When does an RDD get it's preferred location? How is the preferred location determined? I've seen some weird behaviors in repartition and coalesce I could not quite make sense of: 1. When coalescing form n to n-1 partitions, I see spark just coalesce one partition to another single partition. (I think the ideal behavior would be evenly distribute to all n-1 nodes)

  1. When run repartition I see spark repartition such that one node have multiple partition of rdds.

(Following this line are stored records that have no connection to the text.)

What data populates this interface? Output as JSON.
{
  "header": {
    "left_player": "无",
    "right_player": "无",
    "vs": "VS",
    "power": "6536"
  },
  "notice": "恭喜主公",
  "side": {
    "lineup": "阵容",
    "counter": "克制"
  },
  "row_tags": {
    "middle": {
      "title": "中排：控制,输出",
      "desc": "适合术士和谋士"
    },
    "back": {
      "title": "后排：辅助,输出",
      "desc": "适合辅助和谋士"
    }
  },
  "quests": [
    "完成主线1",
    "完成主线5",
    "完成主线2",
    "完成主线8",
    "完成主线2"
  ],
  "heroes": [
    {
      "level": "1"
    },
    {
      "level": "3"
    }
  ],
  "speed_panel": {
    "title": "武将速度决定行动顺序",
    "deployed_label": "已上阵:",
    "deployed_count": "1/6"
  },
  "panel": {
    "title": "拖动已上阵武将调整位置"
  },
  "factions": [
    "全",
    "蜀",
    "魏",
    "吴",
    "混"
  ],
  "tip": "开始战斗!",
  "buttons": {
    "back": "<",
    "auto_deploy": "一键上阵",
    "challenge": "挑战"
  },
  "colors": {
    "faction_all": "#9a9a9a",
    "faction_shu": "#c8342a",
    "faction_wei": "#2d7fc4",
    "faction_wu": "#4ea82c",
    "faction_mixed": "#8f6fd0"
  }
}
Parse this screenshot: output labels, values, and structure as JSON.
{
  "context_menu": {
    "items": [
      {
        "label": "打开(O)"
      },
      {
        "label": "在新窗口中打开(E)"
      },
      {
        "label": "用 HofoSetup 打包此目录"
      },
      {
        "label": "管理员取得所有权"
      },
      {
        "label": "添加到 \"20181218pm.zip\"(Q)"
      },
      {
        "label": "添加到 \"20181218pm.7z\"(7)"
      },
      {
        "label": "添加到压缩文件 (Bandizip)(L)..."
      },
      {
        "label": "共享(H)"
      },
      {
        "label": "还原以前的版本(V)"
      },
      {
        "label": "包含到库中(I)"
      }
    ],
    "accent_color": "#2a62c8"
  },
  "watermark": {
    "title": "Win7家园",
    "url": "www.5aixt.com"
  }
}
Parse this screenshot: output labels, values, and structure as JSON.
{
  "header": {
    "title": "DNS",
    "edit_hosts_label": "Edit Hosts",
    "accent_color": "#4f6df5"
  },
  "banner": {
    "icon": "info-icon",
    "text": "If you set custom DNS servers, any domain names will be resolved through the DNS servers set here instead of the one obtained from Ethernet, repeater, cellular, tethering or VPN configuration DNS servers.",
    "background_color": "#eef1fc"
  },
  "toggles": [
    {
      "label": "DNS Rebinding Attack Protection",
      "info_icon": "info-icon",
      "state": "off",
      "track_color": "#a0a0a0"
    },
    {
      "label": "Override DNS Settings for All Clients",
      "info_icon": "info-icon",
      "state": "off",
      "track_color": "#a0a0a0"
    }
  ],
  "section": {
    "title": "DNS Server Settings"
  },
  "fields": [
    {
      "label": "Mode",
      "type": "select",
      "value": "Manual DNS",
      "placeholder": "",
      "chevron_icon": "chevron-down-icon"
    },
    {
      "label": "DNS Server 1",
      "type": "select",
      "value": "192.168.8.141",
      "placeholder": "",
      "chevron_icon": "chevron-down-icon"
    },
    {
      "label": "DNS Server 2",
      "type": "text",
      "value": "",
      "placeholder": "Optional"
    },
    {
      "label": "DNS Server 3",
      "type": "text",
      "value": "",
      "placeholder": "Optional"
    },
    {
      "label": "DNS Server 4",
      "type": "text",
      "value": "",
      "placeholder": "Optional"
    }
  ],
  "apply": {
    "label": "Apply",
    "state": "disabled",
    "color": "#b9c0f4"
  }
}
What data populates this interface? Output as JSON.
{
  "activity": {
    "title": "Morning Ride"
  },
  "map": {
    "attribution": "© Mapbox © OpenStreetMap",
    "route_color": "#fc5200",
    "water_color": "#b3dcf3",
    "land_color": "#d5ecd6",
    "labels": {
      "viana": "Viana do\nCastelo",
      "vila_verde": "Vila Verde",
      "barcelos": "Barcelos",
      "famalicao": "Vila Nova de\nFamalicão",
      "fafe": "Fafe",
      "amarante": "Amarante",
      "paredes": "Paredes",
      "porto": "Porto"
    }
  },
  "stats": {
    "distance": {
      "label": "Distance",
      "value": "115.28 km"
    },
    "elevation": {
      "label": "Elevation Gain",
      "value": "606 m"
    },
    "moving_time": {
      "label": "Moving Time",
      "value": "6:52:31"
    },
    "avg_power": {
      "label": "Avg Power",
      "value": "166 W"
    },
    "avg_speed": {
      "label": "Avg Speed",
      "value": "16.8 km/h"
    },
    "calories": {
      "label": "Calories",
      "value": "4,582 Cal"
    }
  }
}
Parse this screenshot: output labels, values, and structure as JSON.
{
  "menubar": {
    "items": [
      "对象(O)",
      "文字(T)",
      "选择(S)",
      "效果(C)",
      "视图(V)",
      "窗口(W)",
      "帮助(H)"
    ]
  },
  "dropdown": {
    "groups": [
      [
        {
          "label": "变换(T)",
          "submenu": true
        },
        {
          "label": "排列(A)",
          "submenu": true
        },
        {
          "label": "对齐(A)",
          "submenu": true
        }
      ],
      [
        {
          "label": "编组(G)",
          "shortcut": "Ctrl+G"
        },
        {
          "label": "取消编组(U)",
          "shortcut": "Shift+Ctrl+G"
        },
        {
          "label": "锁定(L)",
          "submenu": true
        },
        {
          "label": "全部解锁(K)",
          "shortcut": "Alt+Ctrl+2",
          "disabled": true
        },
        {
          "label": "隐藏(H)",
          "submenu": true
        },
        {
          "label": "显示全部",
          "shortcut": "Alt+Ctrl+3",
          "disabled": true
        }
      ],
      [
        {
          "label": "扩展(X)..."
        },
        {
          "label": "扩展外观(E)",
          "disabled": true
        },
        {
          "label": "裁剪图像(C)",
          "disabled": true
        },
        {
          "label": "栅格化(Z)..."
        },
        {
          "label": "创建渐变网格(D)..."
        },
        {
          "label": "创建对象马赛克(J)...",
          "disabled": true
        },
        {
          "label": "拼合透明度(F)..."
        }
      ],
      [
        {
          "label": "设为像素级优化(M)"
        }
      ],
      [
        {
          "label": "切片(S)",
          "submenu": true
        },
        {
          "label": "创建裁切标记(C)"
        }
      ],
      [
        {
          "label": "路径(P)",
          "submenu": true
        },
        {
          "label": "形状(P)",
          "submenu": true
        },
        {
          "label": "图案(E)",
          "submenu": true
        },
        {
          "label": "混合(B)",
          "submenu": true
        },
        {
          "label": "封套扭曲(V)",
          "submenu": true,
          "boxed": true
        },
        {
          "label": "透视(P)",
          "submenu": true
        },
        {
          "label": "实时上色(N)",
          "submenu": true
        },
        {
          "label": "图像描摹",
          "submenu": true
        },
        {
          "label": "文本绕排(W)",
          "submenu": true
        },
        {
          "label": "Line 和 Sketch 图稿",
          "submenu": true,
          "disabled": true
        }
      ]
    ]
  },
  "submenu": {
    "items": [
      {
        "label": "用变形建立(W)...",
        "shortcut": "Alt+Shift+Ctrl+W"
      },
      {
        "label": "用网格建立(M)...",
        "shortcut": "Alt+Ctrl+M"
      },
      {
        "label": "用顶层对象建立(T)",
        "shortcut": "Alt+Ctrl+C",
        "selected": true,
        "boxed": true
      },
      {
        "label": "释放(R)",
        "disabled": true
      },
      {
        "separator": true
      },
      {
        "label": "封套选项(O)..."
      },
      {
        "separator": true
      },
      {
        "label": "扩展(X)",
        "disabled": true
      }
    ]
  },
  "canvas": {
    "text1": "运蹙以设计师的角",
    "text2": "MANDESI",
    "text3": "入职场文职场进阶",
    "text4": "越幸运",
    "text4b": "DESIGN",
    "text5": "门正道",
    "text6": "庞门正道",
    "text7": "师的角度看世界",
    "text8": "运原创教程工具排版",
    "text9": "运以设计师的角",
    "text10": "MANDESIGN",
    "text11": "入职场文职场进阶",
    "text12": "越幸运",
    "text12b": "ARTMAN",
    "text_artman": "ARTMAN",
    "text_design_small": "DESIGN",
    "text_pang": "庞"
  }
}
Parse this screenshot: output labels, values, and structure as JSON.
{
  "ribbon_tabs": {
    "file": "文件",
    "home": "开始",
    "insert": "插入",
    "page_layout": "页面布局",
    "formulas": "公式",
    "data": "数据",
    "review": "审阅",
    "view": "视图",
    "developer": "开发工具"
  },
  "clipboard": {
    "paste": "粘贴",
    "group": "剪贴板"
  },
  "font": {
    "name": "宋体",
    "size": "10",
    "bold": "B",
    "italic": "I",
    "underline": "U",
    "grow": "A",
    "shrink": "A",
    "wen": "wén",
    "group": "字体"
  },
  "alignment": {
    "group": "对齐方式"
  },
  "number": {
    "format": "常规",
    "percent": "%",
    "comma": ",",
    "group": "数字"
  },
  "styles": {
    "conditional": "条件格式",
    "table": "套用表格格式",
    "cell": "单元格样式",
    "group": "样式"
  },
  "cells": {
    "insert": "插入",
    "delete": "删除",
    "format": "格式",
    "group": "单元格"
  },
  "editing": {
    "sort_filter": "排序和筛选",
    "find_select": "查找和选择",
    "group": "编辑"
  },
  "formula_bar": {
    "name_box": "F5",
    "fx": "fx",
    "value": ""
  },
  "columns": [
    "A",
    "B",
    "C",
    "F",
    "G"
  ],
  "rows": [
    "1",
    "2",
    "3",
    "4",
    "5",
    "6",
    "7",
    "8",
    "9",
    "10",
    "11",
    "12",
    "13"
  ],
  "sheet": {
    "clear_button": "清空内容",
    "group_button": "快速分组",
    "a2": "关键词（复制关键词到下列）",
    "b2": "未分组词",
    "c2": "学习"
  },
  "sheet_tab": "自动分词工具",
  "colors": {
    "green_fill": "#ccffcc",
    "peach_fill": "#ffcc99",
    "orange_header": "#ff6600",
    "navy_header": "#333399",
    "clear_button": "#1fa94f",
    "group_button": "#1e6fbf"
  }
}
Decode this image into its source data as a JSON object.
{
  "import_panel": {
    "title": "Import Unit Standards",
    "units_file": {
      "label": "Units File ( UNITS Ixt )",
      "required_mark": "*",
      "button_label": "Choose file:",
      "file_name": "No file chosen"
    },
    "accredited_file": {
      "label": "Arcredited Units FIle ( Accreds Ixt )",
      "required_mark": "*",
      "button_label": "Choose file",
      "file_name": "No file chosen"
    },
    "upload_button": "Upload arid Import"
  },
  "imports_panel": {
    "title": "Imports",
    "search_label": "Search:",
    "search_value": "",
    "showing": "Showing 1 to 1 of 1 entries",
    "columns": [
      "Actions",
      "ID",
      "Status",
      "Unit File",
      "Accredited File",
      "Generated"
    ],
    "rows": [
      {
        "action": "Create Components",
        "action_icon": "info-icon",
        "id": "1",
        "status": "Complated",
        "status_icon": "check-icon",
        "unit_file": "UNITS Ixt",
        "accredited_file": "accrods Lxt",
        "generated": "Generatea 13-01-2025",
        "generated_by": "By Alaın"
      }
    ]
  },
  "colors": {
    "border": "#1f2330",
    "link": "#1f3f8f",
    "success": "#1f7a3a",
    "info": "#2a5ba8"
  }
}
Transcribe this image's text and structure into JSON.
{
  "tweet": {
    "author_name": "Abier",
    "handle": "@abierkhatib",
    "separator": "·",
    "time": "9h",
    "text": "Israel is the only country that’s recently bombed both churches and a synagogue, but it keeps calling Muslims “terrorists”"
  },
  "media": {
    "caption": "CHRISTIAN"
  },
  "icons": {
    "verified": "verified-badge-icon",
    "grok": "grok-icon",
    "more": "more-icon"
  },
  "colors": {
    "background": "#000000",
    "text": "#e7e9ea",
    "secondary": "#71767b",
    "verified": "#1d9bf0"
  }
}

Does the above behavior have something to do with preferedLocations?

1

1 Answers

0
votes

Note that rdd.repartition(n) just calls rdd.coalesce(n, shuffle = true), so we're just comparing shuffle true vs false.

shuffle = false

In this mode, Spark constructs a new RDD whose partitions contain one or more partitions of the parent RDD -- if you coalesce from n partitions -> n/2 partitions, then each partition consists of the elements from two semi-random partitions in the parent. This mode is appropriate when you want to reduce partitioning and the partitions are already balanced, like when you've done a filter that affects elements in each partition roughly equally. The overhead is very low. Also, note that it's impossible to increase number of partitions with this mode.

shuffle = true

For some background, I recommend this blog post for learning a bit more about how and why we shuffle. The fundamental differences in this execution mode are:

  • higher overhead (all data is transmitted over network)
  • good for rebalancing partitions (if you perform a filter that drops out either all elements in a partition or none, then shuffle=false will produce imbalanced partitions, but shuffle=true will resolve the issue)
  • can increase the number of partitions

Preferred locations don't have much to do with it -- you're seeing preferred locations only in the shuffle = false mode because the locality is preserved without shuffles, but after a shuffle the original preferredLocations are irrelevant (replaced with new preferred locations about shuffle destinations).